AT the age of 75 Jovesa Tuikubulau has lived life and only longs for the shores of his childhood home at Nakawaga Village on the island of Mali.

Mr Tuikubulau was married to Silika Lalawa and they resided in the village of Nakorotubu, Sasa, Macuata where she had maternal links to.

He had four children with the Viani native of Cakaudrove before she passed away 20 years ago.

“After my wife died my children married and they are all residing in Nakorotubu Village,” he said. “It was then that I felt that my parental duty to them was over and I had to return to my birthplace and my people where I was needed.

“There is no place like Mali Island and this is the best place in the whole world.”

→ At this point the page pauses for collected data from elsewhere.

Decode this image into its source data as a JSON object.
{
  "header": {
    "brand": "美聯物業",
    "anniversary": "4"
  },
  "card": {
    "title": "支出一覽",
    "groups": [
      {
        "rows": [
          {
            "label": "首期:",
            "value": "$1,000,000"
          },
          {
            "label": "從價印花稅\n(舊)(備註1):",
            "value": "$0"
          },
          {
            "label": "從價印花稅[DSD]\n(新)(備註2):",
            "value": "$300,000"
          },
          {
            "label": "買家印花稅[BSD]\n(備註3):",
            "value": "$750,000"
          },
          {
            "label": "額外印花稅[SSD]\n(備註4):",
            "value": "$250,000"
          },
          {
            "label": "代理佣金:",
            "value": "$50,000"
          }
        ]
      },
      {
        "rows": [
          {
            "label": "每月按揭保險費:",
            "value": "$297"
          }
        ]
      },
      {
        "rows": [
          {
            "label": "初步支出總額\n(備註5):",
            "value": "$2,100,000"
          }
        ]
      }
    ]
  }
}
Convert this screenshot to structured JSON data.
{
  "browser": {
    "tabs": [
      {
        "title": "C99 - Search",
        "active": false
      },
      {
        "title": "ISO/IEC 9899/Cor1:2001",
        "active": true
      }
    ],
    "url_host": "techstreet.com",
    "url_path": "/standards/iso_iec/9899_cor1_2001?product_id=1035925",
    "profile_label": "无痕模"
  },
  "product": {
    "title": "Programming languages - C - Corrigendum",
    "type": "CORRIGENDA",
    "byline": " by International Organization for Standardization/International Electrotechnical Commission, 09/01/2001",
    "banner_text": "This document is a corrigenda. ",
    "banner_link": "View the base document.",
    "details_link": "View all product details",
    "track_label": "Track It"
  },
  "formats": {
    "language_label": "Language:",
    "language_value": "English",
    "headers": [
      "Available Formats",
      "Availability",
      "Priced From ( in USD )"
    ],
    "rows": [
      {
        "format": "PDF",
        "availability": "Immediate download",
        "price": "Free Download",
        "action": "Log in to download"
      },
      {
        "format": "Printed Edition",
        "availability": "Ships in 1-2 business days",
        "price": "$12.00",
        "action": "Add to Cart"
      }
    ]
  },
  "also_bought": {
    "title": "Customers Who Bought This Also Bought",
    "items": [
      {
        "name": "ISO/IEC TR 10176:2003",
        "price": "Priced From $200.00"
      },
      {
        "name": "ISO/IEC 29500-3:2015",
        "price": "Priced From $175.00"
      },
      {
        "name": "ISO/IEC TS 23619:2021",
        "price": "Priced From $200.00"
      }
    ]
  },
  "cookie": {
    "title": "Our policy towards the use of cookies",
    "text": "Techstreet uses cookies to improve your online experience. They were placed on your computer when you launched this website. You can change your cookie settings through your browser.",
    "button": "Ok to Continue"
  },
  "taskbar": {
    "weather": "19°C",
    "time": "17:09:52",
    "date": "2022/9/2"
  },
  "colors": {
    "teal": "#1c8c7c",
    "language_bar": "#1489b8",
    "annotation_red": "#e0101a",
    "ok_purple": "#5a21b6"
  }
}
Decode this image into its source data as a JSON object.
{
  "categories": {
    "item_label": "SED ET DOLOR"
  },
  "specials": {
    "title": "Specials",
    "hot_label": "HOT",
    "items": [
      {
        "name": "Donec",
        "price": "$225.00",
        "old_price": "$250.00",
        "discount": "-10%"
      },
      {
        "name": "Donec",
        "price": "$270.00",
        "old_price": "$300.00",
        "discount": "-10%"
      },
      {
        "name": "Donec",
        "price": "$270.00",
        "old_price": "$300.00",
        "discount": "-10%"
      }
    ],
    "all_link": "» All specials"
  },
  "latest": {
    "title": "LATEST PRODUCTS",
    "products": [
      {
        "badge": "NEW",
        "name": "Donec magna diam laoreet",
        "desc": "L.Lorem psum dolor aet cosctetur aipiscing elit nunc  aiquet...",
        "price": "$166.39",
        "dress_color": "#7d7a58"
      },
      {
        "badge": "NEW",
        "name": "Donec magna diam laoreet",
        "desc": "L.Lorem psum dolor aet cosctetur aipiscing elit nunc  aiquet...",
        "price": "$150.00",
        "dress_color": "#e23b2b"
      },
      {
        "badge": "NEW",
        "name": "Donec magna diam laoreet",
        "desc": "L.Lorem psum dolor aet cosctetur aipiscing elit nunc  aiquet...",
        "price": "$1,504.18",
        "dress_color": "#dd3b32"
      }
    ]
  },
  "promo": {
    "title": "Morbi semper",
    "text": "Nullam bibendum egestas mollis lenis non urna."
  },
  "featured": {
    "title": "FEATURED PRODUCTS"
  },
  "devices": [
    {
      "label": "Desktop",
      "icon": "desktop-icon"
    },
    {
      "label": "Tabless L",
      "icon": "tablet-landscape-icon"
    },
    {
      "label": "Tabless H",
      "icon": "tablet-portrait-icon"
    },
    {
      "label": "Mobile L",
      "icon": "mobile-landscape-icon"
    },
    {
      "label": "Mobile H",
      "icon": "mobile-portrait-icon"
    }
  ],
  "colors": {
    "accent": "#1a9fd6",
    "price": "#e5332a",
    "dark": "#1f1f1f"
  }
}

Mr Tuikubulau spends his days planting root crops and fishing.

“At the moment I am residing with my relatives and they really look after me well,” he said.

“I had to come back home because this is the only place where I am truly recognised by my people and I have a sense of belonging to this place.

“Here on the island we are fully dependent on the sea and it is a source of sustenance for us.”

Since returning to the island, he recognises the changes happening to his home of Nakawaga.

“Much of the village shoreline has been eroded away by the king tides and waves and it seems to be thinning down after every storm which is a concern,” he said. “We had put up a retaining wall to stop soil from eroding into the sea and preserve the houses that are directly in the path of the increasing sea level.

“Just when we thought that the problem has been solved the seawater level rose again and is threatening homes again.”

Mr Tuikubulau said he had also learnt from specialists the rise in sea level would also affect fish stock and size.

“Compared to the kind of fish that we used to catch in the past,I can say that it has dropped so much in the past years,” he said. “Also fish that we would catch within the reefs have disappeared making fishermen search for fish in the open sea.

“I wouldn’t know of the effects of climate change or how bad it would become but I always pray to God for his protection on the people of Nakawaga and Mali as a whole.”

Mr Tuikubulau was speaking during a WWF organised honey making project on Mali Island.